Students dine with the Principal, serve up questions

by Dominic Gideon ’14

During 4th period on January 30th, while most students were eating lunch in the cafeteria or the atrium, six students went to the Castele room and took the last chance to eat and talk with Principal Dan Bradesca’88. When they got there they were greeted by the principal and a table of delicious food from the cafeteria: pizza, chips, vegetables, and various drinks, all on the house. In exchange for the food they brought conversation to Mr. Bradesca, who happily answered questions, addressed problems, and received ideas and input.

This was all a part of Mr. Bradesca’s plan to interact with the students; the part he misses most about teaching. “I figured this would be a good way that I’d always have interactions with students,” Mr. Bradesca said. “The other reason for doing this is so that I could get input from the guys, because after all they’re the reason why I’m here.

He was very pleased with the outcome of these student lunches. Although the attendance wasn’t very large, they did not lack discussion and thoughts. “The guys feel empowered to share and to talk,” Mr. Bradesca said. “[They] are coming in with ideas about how to do things better, how to improve.”

Among the many good ideas he heard and considered, a few took immediate effect. For example, during the first meeting, one student suggested a blue and gold dress down for finals, and by the end of the day, Mr. Bradesca went on the PA to announce that that idea would be a reality.

In addition to being receptive, he asked some questions as well; giving those students the inside scoop and sought their opinions. The biggest being his plan for town hall meetings. These would be public gatherings for all students to, as Mr. Bradesca put it, “come and voice concerns or ideas about what we should do in school to improve student climate.” The questions would go to Mr. Bradesca and other administration, such as Mr. Hennessey and Fr. Murphy.
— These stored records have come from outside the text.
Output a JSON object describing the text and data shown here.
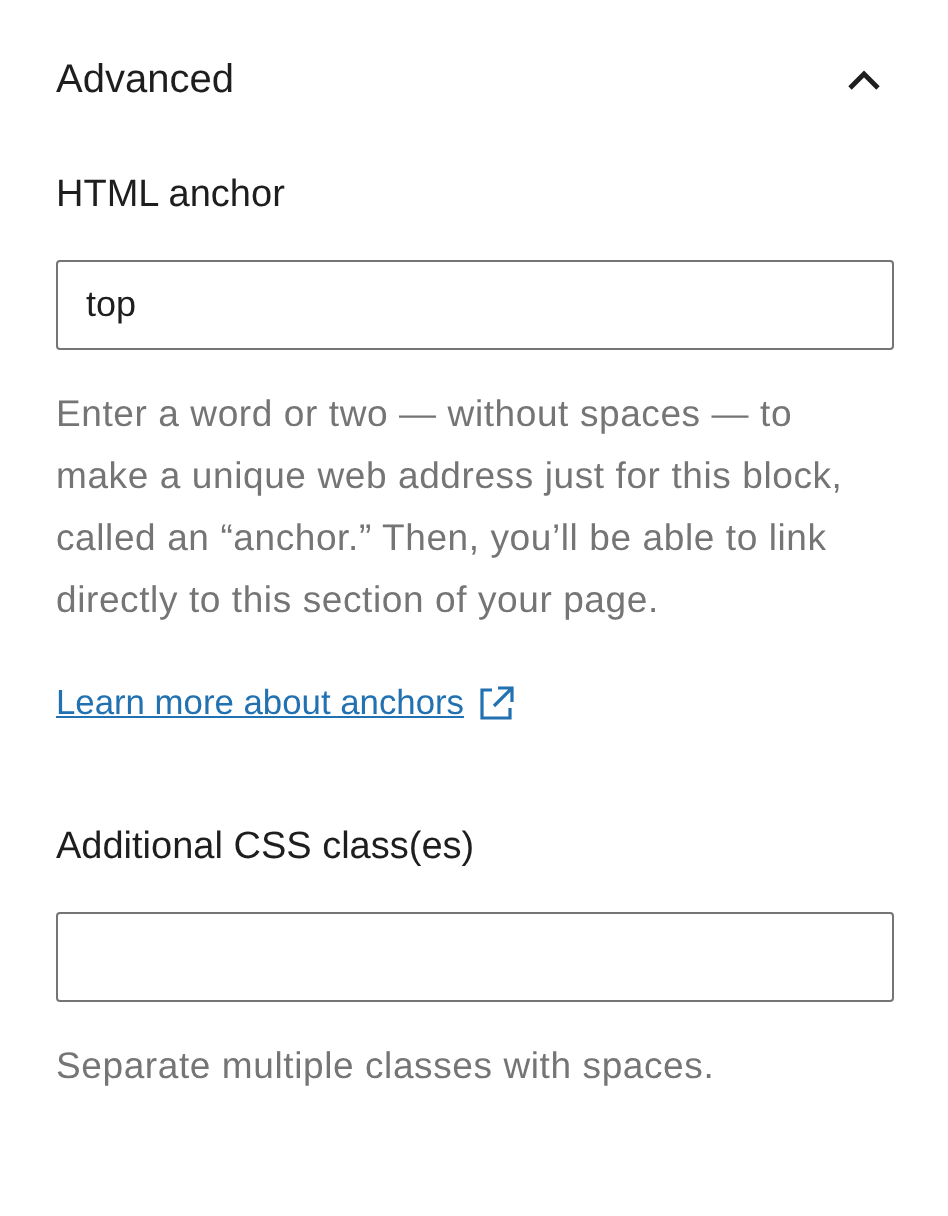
{
  "panel": {
    "title": "Advanced",
    "expanded": true
  },
  "fields": [
    {
      "label": "HTML anchor",
      "value": "top",
      "help": "Enter a word or two — without spaces — to make a unique web address just for this block, called an “anchor.” Then, you’ll be able to link directly to this section of your page.",
      "link": "Learn more about anchors"
    },
    {
      "label": "Additional CSS class(es)",
      "help": "Separate multiple classes with spaces."
    }
  ]
}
From the food to the discussions to the accessibility of the principal, these lunches were very well received. They showed the students that they can have a voice and make change no matter how big the school is. The students were happy as well as Mr. Bradesca. “One of the things you have to do as a principal,” he said, “is to avoid being stuck in the office and not really knowing what’s going on.” And that’s exactly what he has done.